Hoje, Alves é subgerente do Degrau. "Quando o João Gilberto quer fazer algum pedido é pra mim que ele liga. Só fala comigo. Ele gosta de um bom bacalhau ou de um badejo", conta. "Quando tem algum pedido do João, os entregadores adoram. Ele é muito generoso." 

A fama de "mão aberta" já é uma lenda entre os entregadores de comida do Leblon. Fala-se em caixinhas de R$ 10 a R$ 50 (além da simpatia e do convite para o cafezinho). Outro entregador, o Paulo Souza, 51 anos, confirma tudo. Há muitos anos no Restaurante Le Coin, também do Leblon, Souza diz que já subiu no apartamento de João. "Ele pedia muito picadinho. Agora, faz tempo que não pede. Acho que brigou com o gerente do restaurante. Até onde eu me lembro, a casa dele é bonita, mas não tem exagero. Não tem frescura de grã-fino. Ah, e a caixinha é maravilhosa", diz. Aparentemente, o maior contato de João com o mundo externo se dá através dos entregadores de comida. 

Tocamos o interfone 

A reportagem do JT foi tentar a sorte. Tocamos o interfone do prédio do João. Infelizmente, não existe um contato direto com o apartamento dos moradores, apenas com a portaria. Ainda assim, o porteiro permitiu que entrássemos no hall do edifício (mas sem fotos). "Aqui, fazemos o nosso trabalho.
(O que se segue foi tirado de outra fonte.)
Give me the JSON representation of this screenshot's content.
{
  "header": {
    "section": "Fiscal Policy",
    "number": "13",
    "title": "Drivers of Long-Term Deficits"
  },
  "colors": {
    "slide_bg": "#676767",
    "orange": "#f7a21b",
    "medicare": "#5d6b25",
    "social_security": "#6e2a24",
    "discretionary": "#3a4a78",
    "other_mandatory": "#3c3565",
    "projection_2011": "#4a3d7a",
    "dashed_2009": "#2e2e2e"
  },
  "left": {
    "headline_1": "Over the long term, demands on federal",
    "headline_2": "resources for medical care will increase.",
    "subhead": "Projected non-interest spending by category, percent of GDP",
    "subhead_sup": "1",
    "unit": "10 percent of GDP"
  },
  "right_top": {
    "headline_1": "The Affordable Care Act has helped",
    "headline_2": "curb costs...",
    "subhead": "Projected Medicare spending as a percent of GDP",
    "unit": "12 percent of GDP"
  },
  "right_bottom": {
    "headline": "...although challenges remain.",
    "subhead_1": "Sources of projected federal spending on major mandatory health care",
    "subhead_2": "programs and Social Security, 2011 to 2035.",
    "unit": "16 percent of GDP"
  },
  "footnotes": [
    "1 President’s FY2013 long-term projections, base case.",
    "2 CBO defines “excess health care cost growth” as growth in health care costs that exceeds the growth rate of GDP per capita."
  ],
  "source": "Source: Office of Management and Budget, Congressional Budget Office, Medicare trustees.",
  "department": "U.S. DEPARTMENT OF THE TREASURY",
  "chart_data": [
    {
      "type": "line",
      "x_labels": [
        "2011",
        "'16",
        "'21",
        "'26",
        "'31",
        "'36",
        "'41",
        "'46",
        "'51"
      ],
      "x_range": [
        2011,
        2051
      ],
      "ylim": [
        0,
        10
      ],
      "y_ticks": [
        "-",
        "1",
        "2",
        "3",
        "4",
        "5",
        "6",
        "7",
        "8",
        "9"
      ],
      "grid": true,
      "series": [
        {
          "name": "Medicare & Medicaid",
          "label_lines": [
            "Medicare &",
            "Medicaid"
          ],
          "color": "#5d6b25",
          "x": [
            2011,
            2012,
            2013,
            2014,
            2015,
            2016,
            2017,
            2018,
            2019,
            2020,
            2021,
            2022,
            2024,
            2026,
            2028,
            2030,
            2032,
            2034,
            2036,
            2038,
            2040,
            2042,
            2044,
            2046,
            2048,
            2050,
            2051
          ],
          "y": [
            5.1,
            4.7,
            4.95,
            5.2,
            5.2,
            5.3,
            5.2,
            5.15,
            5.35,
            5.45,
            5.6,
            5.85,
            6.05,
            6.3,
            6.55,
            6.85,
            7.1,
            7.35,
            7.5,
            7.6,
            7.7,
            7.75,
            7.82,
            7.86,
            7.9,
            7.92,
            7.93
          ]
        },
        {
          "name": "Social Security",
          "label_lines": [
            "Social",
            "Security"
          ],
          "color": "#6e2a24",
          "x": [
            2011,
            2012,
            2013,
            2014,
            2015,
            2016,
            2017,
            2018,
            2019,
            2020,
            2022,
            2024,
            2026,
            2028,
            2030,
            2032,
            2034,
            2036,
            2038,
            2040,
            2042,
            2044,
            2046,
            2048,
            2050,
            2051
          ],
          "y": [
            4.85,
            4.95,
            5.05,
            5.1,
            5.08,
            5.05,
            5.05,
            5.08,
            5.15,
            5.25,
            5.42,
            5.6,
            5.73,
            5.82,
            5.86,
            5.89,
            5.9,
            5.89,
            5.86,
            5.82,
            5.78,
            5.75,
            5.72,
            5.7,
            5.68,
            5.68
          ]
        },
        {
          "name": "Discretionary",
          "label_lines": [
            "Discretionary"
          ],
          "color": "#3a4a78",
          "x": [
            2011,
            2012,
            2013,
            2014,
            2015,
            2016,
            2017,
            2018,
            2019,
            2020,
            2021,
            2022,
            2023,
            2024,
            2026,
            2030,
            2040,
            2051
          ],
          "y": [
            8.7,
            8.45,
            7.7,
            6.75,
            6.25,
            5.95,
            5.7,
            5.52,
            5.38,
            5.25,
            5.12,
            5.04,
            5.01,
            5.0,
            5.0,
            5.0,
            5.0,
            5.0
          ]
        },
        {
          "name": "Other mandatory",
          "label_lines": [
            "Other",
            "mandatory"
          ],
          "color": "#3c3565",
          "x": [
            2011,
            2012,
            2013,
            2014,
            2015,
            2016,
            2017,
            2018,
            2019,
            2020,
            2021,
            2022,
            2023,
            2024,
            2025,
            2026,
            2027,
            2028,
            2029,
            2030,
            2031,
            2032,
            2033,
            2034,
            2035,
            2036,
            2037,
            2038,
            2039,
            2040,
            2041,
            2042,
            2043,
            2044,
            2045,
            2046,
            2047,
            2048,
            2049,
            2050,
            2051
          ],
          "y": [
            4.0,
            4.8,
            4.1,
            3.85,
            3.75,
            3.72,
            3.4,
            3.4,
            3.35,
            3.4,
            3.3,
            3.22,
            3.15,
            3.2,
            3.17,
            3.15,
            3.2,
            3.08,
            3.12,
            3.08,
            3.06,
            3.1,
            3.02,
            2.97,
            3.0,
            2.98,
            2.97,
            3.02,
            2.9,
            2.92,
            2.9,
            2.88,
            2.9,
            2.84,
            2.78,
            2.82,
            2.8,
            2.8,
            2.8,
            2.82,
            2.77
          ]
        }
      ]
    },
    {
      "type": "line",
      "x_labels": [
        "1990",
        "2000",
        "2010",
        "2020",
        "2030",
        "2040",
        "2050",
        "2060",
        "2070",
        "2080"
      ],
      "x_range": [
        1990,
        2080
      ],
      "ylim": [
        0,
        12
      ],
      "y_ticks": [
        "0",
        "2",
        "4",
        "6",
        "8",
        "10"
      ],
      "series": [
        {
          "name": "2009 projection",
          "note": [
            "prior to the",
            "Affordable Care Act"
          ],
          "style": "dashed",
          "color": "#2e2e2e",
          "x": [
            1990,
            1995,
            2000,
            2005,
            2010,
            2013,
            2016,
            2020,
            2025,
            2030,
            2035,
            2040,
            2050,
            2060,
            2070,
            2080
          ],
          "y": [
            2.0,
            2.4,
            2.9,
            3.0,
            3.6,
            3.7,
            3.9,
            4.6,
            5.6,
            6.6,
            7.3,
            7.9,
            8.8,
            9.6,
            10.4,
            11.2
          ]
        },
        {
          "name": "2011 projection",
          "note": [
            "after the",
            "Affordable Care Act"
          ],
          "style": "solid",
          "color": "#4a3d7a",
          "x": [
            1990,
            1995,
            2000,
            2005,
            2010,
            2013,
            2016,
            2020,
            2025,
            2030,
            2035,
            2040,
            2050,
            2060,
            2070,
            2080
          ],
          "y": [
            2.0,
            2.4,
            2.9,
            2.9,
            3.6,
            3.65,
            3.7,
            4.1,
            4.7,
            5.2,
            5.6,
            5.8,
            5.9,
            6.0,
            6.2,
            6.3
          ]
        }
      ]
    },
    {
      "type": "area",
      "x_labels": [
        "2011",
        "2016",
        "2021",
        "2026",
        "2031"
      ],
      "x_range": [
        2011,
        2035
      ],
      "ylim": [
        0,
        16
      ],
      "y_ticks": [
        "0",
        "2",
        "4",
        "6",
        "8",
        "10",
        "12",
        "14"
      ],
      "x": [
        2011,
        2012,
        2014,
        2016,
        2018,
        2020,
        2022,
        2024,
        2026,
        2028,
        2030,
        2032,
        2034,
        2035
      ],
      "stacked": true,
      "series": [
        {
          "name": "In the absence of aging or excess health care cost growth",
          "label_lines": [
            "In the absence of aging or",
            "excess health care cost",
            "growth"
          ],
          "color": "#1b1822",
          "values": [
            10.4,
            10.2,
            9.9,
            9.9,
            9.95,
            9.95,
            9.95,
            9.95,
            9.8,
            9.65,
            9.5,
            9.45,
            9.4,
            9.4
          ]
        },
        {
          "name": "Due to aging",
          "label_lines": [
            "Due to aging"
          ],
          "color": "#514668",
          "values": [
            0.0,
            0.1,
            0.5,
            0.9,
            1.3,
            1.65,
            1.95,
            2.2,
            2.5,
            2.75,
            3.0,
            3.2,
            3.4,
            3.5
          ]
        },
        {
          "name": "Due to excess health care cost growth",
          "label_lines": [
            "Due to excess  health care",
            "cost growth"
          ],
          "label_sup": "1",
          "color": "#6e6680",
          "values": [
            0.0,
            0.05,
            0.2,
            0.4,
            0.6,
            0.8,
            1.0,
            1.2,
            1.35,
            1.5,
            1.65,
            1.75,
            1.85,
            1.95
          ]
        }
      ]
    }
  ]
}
E o nosso trabalho é não deixar ninguém incomodar o morador", diz Francisco Regis, 29 anos. 

Quando João vai receber alguma visita, ou um entregador de comida, ele avisa antes a portaria. Sem esse contato prévio, ninguém está autorizado sequer a tocar o interfone do apartamento. As visitas mais famosas ao João foram, segundo moradores, Miúcha (ex-mulher), Bebel Gilberto (filha), Caetano Veloso e Chico Buarque. 

Outro funcionário do prédio que fala um pouco sobre João é o garagista, José Benito de Souza, 62 anos. "Ele não dirige. É sempre um carro de vidro preto ou um táxi que vem buscá-lo. Aliás, dizem que é sempre o mesmo taxista. Não reparei. Ele é um homem muito educado e querido por todos aqui", avisa Souza. 

Informalmente, a reportagem descobre que o esquema das "caixinhas" generosas funciona também com os funcionários do prédio. A rede de proteção a João Gilberto é sustentado por agrados de R$ 10 ou R$ 20. 

Os vizinhos são só elogios ao morador ilustre. Todos destacam sua educação no elevador. "Tem sempre um bom dia, boa noite ou boa tarde", comenta a produtora de cinema Glória Carvalho, 40 anos. A única reclamação dela é, pasmem, em relação à falta de barulho. "Eu sou a vizinha de cima, moro no nono andar. Juro que eu queria que ele tocasse aquele violão mais alto. Infelizmente, nunca ouvi o violão do João. João, toca mais alto!", protesta a vizinha. 

Segundo Krikor Tcherkesian, ex-advogado, ex-empresário e amigo íntimo de João Gilberto, ele toca, sim, o seu violão no apartamento. "O João canta de 14 a 16 horas por dia. Ele fica ensaiando, procurando a nota. Ele ficou anos tocando Menino do Rio. Tocou umas 500 vezes a música até achar que ela estava perfeita."  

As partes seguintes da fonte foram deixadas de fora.